Automatic start-up and standby status: it allows the power parts of the same converter to be disconnected in the absence of consumption. Afterward, they reconnect when they detect an energy demand above a previously set threshold.
Protection against polarity reversal and short circuits: basic options, given the possibilities of error or faulty operation of the consumer circuits that are high during the life of the converter.
Low harmonic distortion: parameter related to the quality of the generated wave. Harmonics are typically removed by filters, although this involves losses. As a result, the variation of the output voltage frequency will be less than 3% of the nominal.
The possibility of being combined in parallel will allow a possible growth of the installation and power consumption.
Good behavior with temperature variation: operating margin between -5ºC and 40 degrees Celsius.
Power Inverters for Solar Cells
The inverters of the photovoltaic systems for the entrance to the electrical network are specifically designed for this purpose. Its function is to transform the electrical energy in the form of direct current produced by the solar cells into alternating current to be able to supply it to the electrical network.
Photovoltaic panels have a voltage/current characteristic curve such that there is an optimum working point, called the maximum power point. If we stay at this point, it is possible to extract the maximum power from the solar cells.
This characteristic curve varies continuously according to the level of solar radiation received. Therefore, this type of current inverter is a power optimizer because they are designed to remain at this point and obtain the maximum possible electrical energy production.
In fact, on days with variable cloud cover, large and sudden changes in solar energy occur. For example, detecting variations from 100 watts / m² to 1000-1200 watts / m² in less than 2 seconds is pervasive. Under these widespread conditions, an inverter with less than 5 seconds settlement times can produce up to 5% -10% more energy than a slow one.
What Is the MPPT?
The MPPT is an added function that this type of inverter has. The MPPT uses special software and hardware control systems that allow the maximum power available in all weather conditions to be extracted from the solar panels.
Several techniques to implement the MPPT function differ in terms of dynamic performance (settling time) and precision. Although the accuracy of the MPPT is crucial, the settling time is, in some cases, even longer. While all inverter manufacturers can achieve high precision in the MPPT (typically between 99-99.6% of the maximum available), only a few can combine precision at speed.
Some PV inverters are equipped with modular power stages, and some are even equipped with an MPPT for each power stage. In this way, manufacturers leave the engineering system free to configure independent master/slave or MPPT operation.
In the case of batteries, there are inverter chargers on the market. An inverter charger has two functions:
Transforms the direct current coming out of the batteries to alternating current
It has a battery charger to supply power to the PV or car battery from an external electrical source.

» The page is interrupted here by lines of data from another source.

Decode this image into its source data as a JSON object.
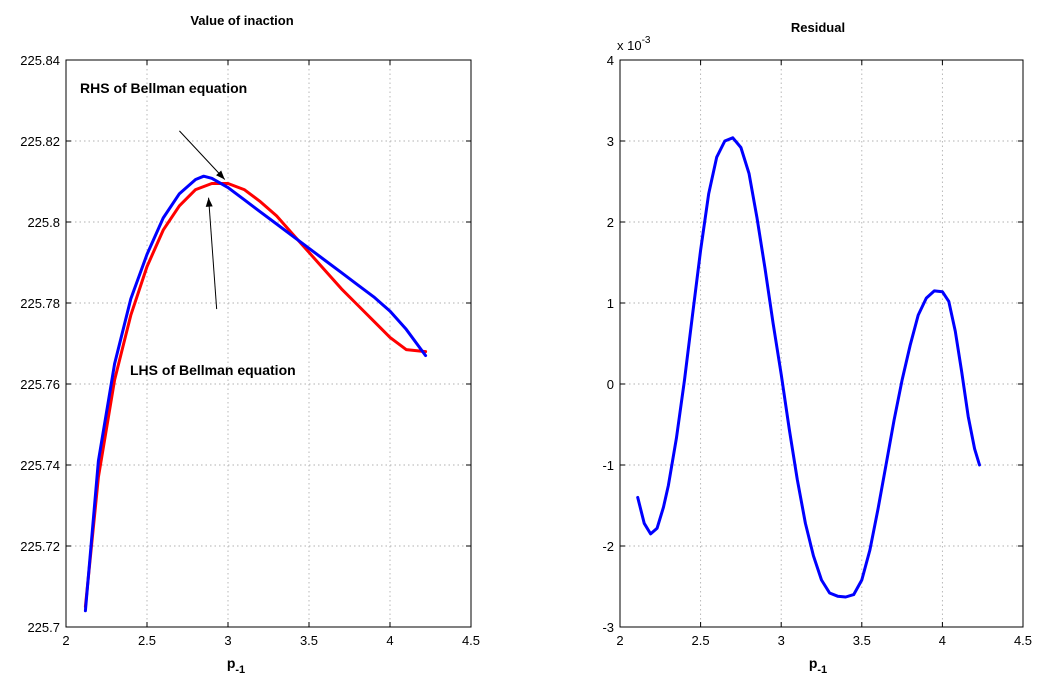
{
  "chart_data": [
    {
      "type": "line",
      "title": "Value of inaction",
      "xlabel_base": "p",
      "xlabel_sub": "-1",
      "xlim": [
        2,
        4.5
      ],
      "ylim": [
        225.7,
        225.84
      ],
      "xticks": [
        2,
        2.5,
        3,
        3.5,
        4,
        4.5
      ],
      "xtick_labels": [
        "2",
        "2.5",
        "3",
        "3.5",
        "4",
        "4.5"
      ],
      "yticks": [
        225.7,
        225.72,
        225.74,
        225.76,
        225.78,
        225.8,
        225.82,
        225.84
      ],
      "ytick_labels": [
        "225.7",
        "225.72",
        "225.74",
        "225.76",
        "225.78",
        "225.8",
        "225.82",
        "225.84"
      ],
      "grid": true,
      "series": [
        {
          "color": "#ff0000",
          "x": [
            2.12,
            2.2,
            2.3,
            2.4,
            2.5,
            2.6,
            2.7,
            2.8,
            2.9,
            3.0,
            3.1,
            3.2,
            3.3,
            3.4,
            3.5,
            3.6,
            3.7,
            3.8,
            3.9,
            4.0,
            4.1,
            4.22
          ],
          "y": [
            225.705,
            225.737,
            225.761,
            225.777,
            225.789,
            225.798,
            225.804,
            225.808,
            225.8095,
            225.8095,
            225.808,
            225.805,
            225.8015,
            225.797,
            225.7925,
            225.788,
            225.7835,
            225.7795,
            225.7755,
            225.7715,
            225.7685,
            225.768
          ]
        },
        {
          "color": "#0000ff",
          "x": [
            2.12,
            2.2,
            2.3,
            2.4,
            2.5,
            2.6,
            2.7,
            2.8,
            2.85,
            2.9,
            3.0,
            3.1,
            3.2,
            3.3,
            3.4,
            3.5,
            3.6,
            3.7,
            3.8,
            3.9,
            4.0,
            4.1,
            4.22
          ],
          "y": [
            225.704,
            225.741,
            225.765,
            225.781,
            225.792,
            225.801,
            225.807,
            225.8105,
            225.8113,
            225.8108,
            225.8085,
            225.8055,
            225.8025,
            225.7995,
            225.7965,
            225.7935,
            225.7905,
            225.7875,
            225.7845,
            225.7815,
            225.778,
            225.7735,
            225.767
          ]
        }
      ],
      "annotations": [
        {
          "text": "RHS of Bellman equation",
          "arrow_tail": [
            2.7,
            225.8225
          ],
          "arrow_head": [
            2.98,
            225.8105
          ]
        },
        {
          "text": "LHS of Bellman equation",
          "arrow_tail": [
            2.93,
            225.7785
          ],
          "arrow_head": [
            2.88,
            225.806
          ]
        }
      ]
    },
    {
      "type": "line",
      "title": "Residual",
      "exponent_base": "x 10",
      "exponent_power": "-3",
      "xlabel_base": "p",
      "xlabel_sub": "-1",
      "xlim": [
        2,
        4.5
      ],
      "ylim": [
        -3,
        4
      ],
      "xticks": [
        2,
        2.5,
        3,
        3.5,
        4,
        4.5
      ],
      "xtick_labels": [
        "2",
        "2.5",
        "3",
        "3.5",
        "4",
        "4.5"
      ],
      "yticks": [
        -3,
        -2,
        -1,
        0,
        1,
        2,
        3,
        4
      ],
      "ytick_labels": [
        "-3",
        "-2",
        "-1",
        "0",
        "1",
        "2",
        "3",
        "4"
      ],
      "grid": true,
      "series": [
        {
          "color": "#0000ff",
          "x": [
            2.11,
            2.15,
            2.19,
            2.23,
            2.27,
            2.3,
            2.35,
            2.4,
            2.45,
            2.5,
            2.55,
            2.6,
            2.65,
            2.7,
            2.75,
            2.8,
            2.85,
            2.9,
            2.95,
            3.0,
            3.05,
            3.1,
            3.15,
            3.2,
            3.25,
            3.3,
            3.35,
            3.4,
            3.45,
            3.5,
            3.55,
            3.6,
            3.65,
            3.7,
            3.75,
            3.8,
            3.85,
            3.9,
            3.95,
            4.0,
            4.04,
            4.08,
            4.12,
            4.16,
            4.2,
            4.23
          ],
          "y": [
            -1.4,
            -1.72,
            -1.85,
            -1.78,
            -1.52,
            -1.25,
            -0.67,
            0.05,
            0.85,
            1.65,
            2.35,
            2.8,
            3.0,
            3.04,
            2.92,
            2.6,
            2.05,
            1.42,
            0.75,
            0.12,
            -0.56,
            -1.18,
            -1.72,
            -2.12,
            -2.42,
            -2.58,
            -2.62,
            -2.63,
            -2.6,
            -2.42,
            -2.05,
            -1.55,
            -1.0,
            -0.45,
            0.05,
            0.48,
            0.85,
            1.06,
            1.15,
            1.14,
            1.02,
            0.65,
            0.15,
            -0.4,
            -0.8,
            -1.0
          ]
        }
      ]
    }
  ]
}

Hybrid inverters can be powered from either the utility grid or a battery providing the same type of electrical output current. The power source can be from a battery in direct current or the electrical network in AC power.
This inverter is also helpful if it works with an electrical generator in a power outage.
This type of solar inverter is used in series-connected solar panels grouped in branches to send all the electrical energy generated to a single power inverter.
A solar microinverter is a power tool responsible for converting the direct current from the solar panels into alternating current suitable for domestic use, such as a cigarette lighter.
Microinverters for solar panels have a more advanced technology than conventional inverters and have significant advantages in their use in solar installations. A microinverter is connected to a single solar panel only, although there are also models, duo microinverters, that can be connected to two modules simultaneously.